07 November 2013

Poetry Thursday - Happiness by Raymond Carver


Happiness
So early it's still almost dark out.
I'm near the window with coffee,
and the usual early morning stuff
that passes for thought.
When I see the boy and his friend
walking up the road
to deliver the newspaper.

They wear caps and sweaters,
and one boy has a bag over his shoulder.
They are so happy
they aren't saying anything, these boys.
I think if they could, they would take
each other's arm.
It's early in the morning,
and they are doing this thing together.
They come on, slowly.
The sky is taking on light,
though the moon still hangs pale over the water.
Such beauty that for a minute
death and ambition, even love,
doesn't enter into this.

Happiness. It comes on
unexpectedly.

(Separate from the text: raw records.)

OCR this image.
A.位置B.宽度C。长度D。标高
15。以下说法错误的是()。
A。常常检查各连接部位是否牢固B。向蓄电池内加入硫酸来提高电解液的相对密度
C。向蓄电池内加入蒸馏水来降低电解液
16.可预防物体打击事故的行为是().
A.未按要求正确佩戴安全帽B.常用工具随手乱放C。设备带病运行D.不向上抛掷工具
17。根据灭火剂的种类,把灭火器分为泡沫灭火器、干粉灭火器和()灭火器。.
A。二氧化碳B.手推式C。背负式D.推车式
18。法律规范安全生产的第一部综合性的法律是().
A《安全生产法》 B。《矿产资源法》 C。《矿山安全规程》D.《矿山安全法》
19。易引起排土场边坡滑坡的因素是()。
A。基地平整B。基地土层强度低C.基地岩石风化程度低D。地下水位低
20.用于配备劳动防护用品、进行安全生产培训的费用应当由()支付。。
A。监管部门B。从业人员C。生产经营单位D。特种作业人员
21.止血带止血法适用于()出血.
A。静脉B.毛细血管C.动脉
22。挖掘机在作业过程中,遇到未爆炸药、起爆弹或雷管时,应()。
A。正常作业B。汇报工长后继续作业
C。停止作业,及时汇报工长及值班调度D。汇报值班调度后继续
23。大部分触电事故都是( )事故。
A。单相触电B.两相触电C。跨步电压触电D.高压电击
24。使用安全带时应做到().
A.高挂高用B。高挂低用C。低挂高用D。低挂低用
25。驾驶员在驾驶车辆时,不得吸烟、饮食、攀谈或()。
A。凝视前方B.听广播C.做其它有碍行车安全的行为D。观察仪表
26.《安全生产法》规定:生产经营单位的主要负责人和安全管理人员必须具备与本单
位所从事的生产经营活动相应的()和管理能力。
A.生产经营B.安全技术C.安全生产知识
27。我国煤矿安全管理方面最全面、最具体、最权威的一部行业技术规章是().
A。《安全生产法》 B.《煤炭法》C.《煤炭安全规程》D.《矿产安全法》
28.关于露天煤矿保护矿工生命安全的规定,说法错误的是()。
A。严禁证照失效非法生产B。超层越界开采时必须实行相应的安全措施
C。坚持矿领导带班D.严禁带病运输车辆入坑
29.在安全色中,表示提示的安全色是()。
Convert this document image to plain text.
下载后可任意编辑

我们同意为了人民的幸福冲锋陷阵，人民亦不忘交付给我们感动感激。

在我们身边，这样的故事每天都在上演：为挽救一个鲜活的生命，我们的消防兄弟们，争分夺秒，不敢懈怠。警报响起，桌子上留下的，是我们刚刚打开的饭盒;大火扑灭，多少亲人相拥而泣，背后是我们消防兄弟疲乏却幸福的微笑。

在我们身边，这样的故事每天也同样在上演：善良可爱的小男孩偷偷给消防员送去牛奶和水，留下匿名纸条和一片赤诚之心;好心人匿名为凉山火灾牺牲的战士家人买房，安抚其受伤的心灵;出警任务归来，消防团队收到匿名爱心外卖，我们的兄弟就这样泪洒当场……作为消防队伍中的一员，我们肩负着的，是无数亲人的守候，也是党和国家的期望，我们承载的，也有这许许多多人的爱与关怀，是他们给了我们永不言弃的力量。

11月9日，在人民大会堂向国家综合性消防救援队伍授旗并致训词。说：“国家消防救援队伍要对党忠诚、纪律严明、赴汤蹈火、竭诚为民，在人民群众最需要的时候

And goes beyond, really,
any early morning talk about it.



Raymond Carver (1938-1988) was a major force in revitalising the short story in America. "Happiness" was published in Poetry magazine in 1985, and his poems appeared every year thereafter until 1990. " Edna Longley comments in the London Review of Books that 'all his writing tends toward dramatic monologue, present-tense soliloquy that wears the past like a hairshirt.' He explores tortured marriages and strained familial relationships, all of which lead him bravely into discussing his own terminal illness" says this biography.